And yes, a significant percentage of the nation has to work, male and female. Has to, as in, they don't eat otherwise. Reality, please check it.
Amen and pass the syrup!
I was a single divorced mom for many years. I worked ALL those years, and I still work now. I guess I COULD'VE applied for food stamps, Sec. 8 housing, and whatever other programs were available...and you KNOW there would be those accusing me of living off of the gov.
I remember one time, I got let go from a job, so I went to sign up for unemployment benefits. I thought "I'll take it easy for a couple of weeks". Hell...those benefits were so small...Nope, I went out and got another job instead.
I find it amazing that so many people don't seem to want to work. That's what this thread is about right? Men want society to accept and embrace their choice to be non-contributing members?
But in mine, everyone I know works and WANTS to work... they hustle. Many actually work jobs most of us would cringe to work. Those that are SAHM are also working too. You can either contribute to the household financially (primary earner of the household) or through labor (raising children, household duties) or a combination of both.
I've never seen anyone look down on SAHM... I consider their children lucky. (SAHD? well that's different..)
The only women I've seen looked down on are the SAHW (no children) who have the resources (wealthy spouse / trust fund types) to outsource everything and yet have the audacity to judge those of us working stiffs whose homes aren't as immaculate as theirs (among other things).
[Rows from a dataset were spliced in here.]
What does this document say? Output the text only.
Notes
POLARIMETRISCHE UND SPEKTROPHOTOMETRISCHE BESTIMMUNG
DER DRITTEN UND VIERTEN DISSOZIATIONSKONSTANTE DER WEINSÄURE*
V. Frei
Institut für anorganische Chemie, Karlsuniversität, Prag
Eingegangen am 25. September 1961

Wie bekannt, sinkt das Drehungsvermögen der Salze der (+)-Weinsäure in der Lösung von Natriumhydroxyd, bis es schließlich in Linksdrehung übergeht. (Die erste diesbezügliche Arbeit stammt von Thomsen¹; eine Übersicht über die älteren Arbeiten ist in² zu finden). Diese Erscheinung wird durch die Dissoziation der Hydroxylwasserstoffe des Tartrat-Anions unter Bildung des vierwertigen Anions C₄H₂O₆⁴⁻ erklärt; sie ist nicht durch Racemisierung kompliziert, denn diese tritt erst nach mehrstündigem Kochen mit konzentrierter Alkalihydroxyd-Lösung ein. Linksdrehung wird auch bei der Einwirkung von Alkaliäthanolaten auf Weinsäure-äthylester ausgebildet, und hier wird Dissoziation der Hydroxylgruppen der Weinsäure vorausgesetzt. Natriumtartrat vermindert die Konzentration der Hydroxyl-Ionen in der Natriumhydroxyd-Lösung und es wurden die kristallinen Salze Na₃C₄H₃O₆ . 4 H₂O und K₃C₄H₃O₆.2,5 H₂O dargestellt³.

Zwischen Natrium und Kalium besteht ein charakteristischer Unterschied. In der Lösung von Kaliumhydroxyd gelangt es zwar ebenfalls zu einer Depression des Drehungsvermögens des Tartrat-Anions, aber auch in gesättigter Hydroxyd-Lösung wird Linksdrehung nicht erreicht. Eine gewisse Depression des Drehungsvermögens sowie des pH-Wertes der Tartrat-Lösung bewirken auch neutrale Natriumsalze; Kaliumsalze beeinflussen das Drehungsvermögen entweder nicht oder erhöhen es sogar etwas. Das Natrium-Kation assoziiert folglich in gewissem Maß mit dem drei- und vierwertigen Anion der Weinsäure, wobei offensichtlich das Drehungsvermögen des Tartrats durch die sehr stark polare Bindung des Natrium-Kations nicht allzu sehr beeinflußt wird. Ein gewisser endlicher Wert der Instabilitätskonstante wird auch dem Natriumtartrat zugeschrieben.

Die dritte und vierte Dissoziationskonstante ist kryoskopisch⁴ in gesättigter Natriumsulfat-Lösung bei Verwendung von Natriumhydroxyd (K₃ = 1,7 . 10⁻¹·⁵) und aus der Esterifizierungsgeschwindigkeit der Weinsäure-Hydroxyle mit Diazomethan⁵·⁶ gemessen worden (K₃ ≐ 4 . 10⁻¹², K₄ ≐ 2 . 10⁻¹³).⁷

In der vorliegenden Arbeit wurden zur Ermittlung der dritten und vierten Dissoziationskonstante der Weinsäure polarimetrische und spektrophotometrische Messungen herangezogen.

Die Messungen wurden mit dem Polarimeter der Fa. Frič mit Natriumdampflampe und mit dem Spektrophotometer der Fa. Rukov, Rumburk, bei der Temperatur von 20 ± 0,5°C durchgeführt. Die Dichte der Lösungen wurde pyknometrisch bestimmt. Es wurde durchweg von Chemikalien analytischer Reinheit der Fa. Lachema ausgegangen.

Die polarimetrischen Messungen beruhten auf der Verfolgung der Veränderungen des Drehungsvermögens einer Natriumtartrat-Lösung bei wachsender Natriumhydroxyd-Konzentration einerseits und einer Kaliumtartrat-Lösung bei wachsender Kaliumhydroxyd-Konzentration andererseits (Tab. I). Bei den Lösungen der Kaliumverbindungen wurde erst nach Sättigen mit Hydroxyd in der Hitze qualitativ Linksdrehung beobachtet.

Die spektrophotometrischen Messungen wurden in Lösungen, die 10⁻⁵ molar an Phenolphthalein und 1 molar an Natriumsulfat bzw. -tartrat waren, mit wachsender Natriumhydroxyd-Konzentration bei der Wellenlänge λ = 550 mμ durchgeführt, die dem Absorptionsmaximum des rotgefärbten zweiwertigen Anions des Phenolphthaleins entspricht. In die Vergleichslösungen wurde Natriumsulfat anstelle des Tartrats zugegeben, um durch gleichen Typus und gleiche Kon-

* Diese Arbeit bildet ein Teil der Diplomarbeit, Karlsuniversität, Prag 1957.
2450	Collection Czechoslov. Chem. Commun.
In that case, it isn't about gender but rather social economics.
I find it amazing that so many people don't seem to want to work. That's what this thread is about right? Men want society to accept and embrace their choice to be non-contributing members?
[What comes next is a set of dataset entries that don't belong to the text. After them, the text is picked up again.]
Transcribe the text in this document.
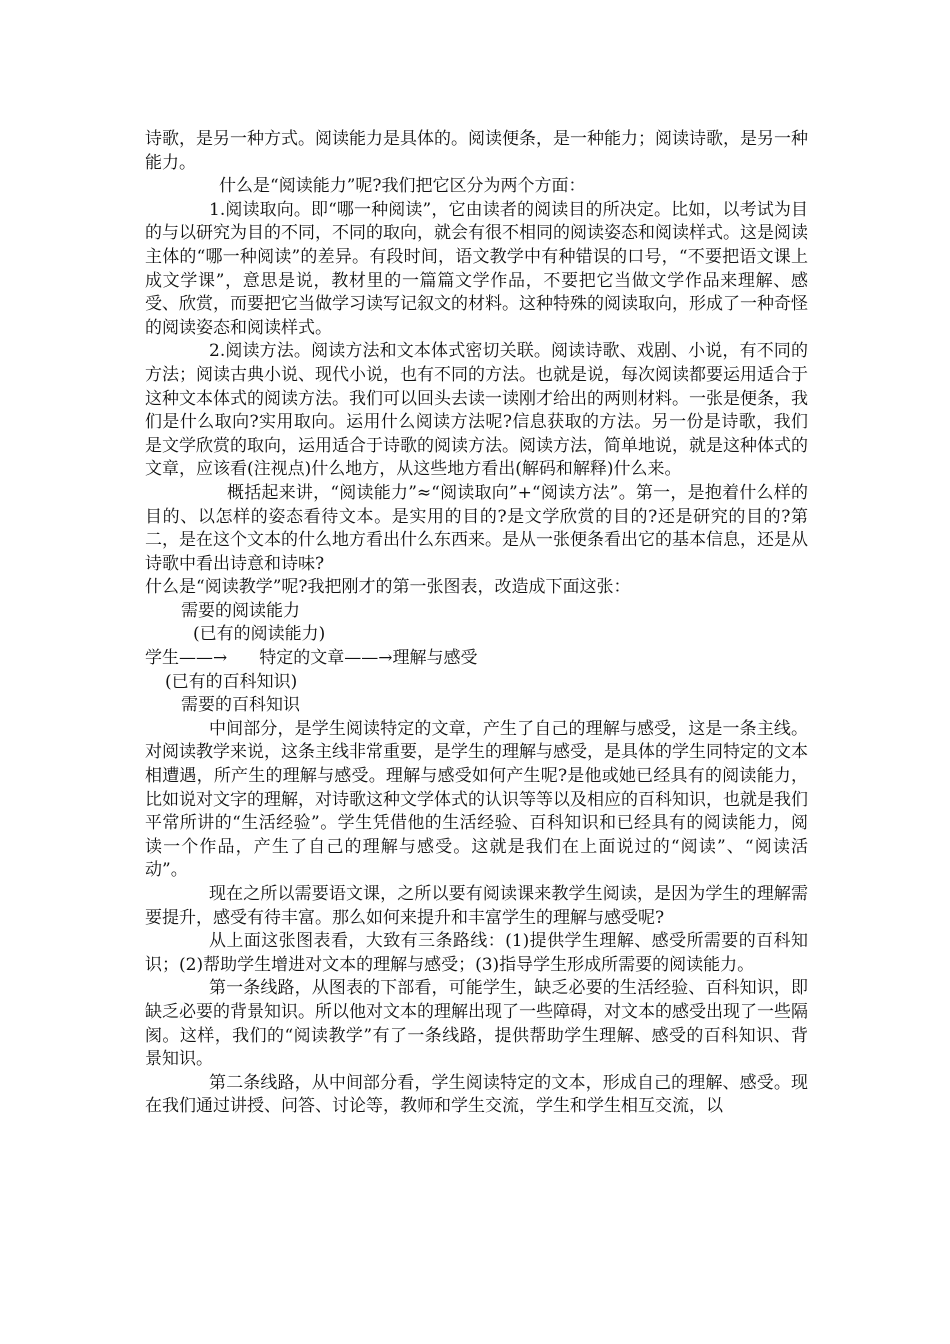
诗歌，是另一种方式。阅读能力是具体的。阅读便条，是一种能力；阅读诗歌，是另一种能力。

什么是“阅读能力”呢?我们把它区分为两个方面：

1.阅读取向。即“哪一种阅读”，它由读者的阅读目的所决定。比如，以考试为目的与以研究为目的不同，不同的取向，就会有很不相同的阅读姿态和阅读样式。这是阅读主体的“哪一种阅读”的差异。有段时间，语文教学中有种错误的口号，“不要把语文课上成文学课”，意思是说，教材里的一篇篇文学作品，不要把它当做文学作品来理解、感受、欣赏，而要把它当做学习读写记叙文的材料。这种特殊的阅读取向，形成了一种奇怪的阅读姿态和阅读样式。

2.阅读方法。阅读方法和文本体式密切关联。阅读诗歌、戏剧、小说，有不同的方法；阅读古典小说、现代小说，也有不同的方法。也就是说，每次阅读都要运用适合于这种文本体式的阅读方法。我们可以回头去读一读刚才给出的两则材料。一张是便条，我们是什么取向?实用取向。运用什么阅读方法呢?信息获取的方法。另一份是诗歌，我们是文学欣赏的取向，运用适合于诗歌的阅读方法。阅读方法，简单地说，就是这种体式的文章，应该看(注视点)什么地方，从这些地方看出(解码和解释)什么来。

概括起来讲，“阅读能力”≈“阅读取向”+“阅读方法”。第一，是抱着什么样的目的、以怎样的姿态看待文本。是实用的目的?是文学欣赏的目的?还是研究的目的?第二，是在这个文本的什么地方看出什么东西来。是从一张便条看出它的基本信息，还是从诗歌中看出诗意和诗味?

什么是“阅读教学”呢?我把刚才的第一张图表，改造成下面这张：

需要的阅读能力

(已有的阅读能力)

学生——→ 特定的文章——→理解与感受

(已有的百科知识)

需要的百科知识

中间部分，是学生阅读特定的文章，产生了自己的理解与感受，这是一条主线。对阅读教学来说，这条主线非常重要，是学生的理解与感受，是具体的学生同特定的文本相遭遇，所产生的理解与感受。理解与感受如何产生呢?是他或她已经具有的阅读能力，比如说对文字的理解，对诗歌这种文学体式的认识等等以及相应的百科知识，也就是我们平常所讲的“生活经验”。学生凭借他的生活经验、百科知识和已经具有的阅读能力，阅读一个作品，产生了自己的理解与感受。这就是我们在上面说过的“阅读”、“阅读活动”。

现在之所以需要语文课，之所以要有阅读课来教学生阅读，是因为学生的理解需要提升，感受有待丰富。那么如何来提升和丰富学生的理解与感受呢?

从上面这张图表看，大致有三条路线：(1)提供学生理解、感受所需要的百科知识；(2)帮助学生增进对文本的理解与感受；(3)指导学生形成所需要的阅读能力。

第一条线路，从图表的下部看，可能学生，缺乏必要的生活经验、百科知识，即缺乏必要的背景知识。所以他对文本的理解出现了一些障碍，对文本的感受出现了一些隔阂。这样，我们的“阅读教学”有了一条线路，提供帮助学生理解、感受的百科知识、背景知识。

第二条线路，从中间部分看，学生阅读特定的文本，形成自己的理解、感受。现在我们通过讲授、问答、讨论等，教师和学生交流，学生和学生相互交流，以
I had to review the Chris Rock comment, in light of this post. I don't think that's what it's about, exactly, but maybe that's just me. There's a difference between being self-supporting, and providing. One can earn enough to be fully self-supporting, an independently-functioning adult, but not earn enough to be a provider. I think it's the provider expectation that the thread is about.
I find it amazing that so many people don't seem to want to work. That's what this thread is about right? Men want society to accept and embrace their choice to be non-contributing members?
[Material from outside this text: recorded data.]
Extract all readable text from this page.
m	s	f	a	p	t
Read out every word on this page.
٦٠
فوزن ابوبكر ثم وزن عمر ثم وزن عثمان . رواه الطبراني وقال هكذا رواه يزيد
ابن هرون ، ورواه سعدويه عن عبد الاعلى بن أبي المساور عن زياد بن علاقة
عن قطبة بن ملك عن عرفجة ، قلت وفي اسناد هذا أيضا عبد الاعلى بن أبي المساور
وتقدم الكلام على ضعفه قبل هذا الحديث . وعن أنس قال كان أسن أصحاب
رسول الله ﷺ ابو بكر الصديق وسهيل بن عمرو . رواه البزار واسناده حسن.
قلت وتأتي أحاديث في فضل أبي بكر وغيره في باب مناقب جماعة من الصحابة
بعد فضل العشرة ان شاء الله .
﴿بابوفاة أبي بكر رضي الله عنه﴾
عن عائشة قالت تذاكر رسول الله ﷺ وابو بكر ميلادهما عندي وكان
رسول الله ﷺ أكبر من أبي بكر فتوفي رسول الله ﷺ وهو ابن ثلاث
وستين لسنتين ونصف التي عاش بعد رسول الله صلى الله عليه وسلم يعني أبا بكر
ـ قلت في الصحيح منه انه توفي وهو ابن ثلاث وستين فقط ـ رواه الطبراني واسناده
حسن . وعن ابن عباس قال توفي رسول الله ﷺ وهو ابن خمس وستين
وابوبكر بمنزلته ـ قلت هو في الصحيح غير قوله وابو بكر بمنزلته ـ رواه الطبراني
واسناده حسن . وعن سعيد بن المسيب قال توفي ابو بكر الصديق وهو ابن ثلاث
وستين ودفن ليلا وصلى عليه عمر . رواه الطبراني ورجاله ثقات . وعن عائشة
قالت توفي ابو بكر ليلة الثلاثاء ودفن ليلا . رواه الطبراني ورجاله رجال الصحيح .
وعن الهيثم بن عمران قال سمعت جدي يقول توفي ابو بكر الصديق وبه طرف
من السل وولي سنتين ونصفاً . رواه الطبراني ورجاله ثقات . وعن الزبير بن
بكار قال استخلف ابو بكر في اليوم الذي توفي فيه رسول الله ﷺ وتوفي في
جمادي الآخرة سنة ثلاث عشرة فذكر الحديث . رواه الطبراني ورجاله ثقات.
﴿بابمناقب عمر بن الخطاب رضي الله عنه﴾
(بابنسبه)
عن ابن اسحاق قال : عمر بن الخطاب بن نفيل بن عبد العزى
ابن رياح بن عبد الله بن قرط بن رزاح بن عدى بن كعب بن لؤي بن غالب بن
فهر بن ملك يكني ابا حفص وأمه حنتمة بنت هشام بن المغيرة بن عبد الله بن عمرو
I agree. I can't relate. I have spent my adult life working and during the few months before I was able to find freelance work after our move (I had worked full-time outside the home while married/with children for 18 years by that point) I felt very depressed. I wondered what the hell I was doing, not bringing in an income but more importantly, not being part of a group of other people all moving forward, all making society "move" and go via our work efforts.
Okay, that sounds very "And Work Shall Set You Free," LOL, not sure I'm explaining it well but when NOT working I was VERY depressed.
I can see in later years when I am not working because it's retirement, and I and my husband are doing things together, but...as a young, vibrant person or even now, well into middle age? People JUST want to sit around? Who? Where? Thank God I don't know them.
I find it amazing that so many people don't seem to want to work. That's what this thread is about right? Men want society to accept and embrace their choice to be non-contributing members?
I think we want to feel like the contribution we're making is enough. If there's a constant in the many topics here discussing men and our part in relationships, it's that many men feel like they're not enough. I'm not blaming that on women, but it's a pretty ubiquitous on this forum, and while it's not as palpable or as commonly discussed off line, it's there.
Men in my age group, if I can still be considered middle aged at 60, kill themselves about 7 times as often as women the same age. The two main reasons are health and financial struggles, and the health issues often involve fear of ruining his or his families finances through health care costs or the inability to work, or both. I'm in no way suggesting that women are doing this to men or that women don't support men who are struggling, but men do have a deep seated and exaggerated fear of being less useful than they feel they should be.
I'm not sure what that statistic means, but it means something.
These days, you can’t really give anyone the benefit of the doubt. Just too much a risk for BS and no one has that kind of time to mop up afterward.
I learn this the hard way each and every time. You want to be a kind and loving person but some people take advantage of it and think it's weakness.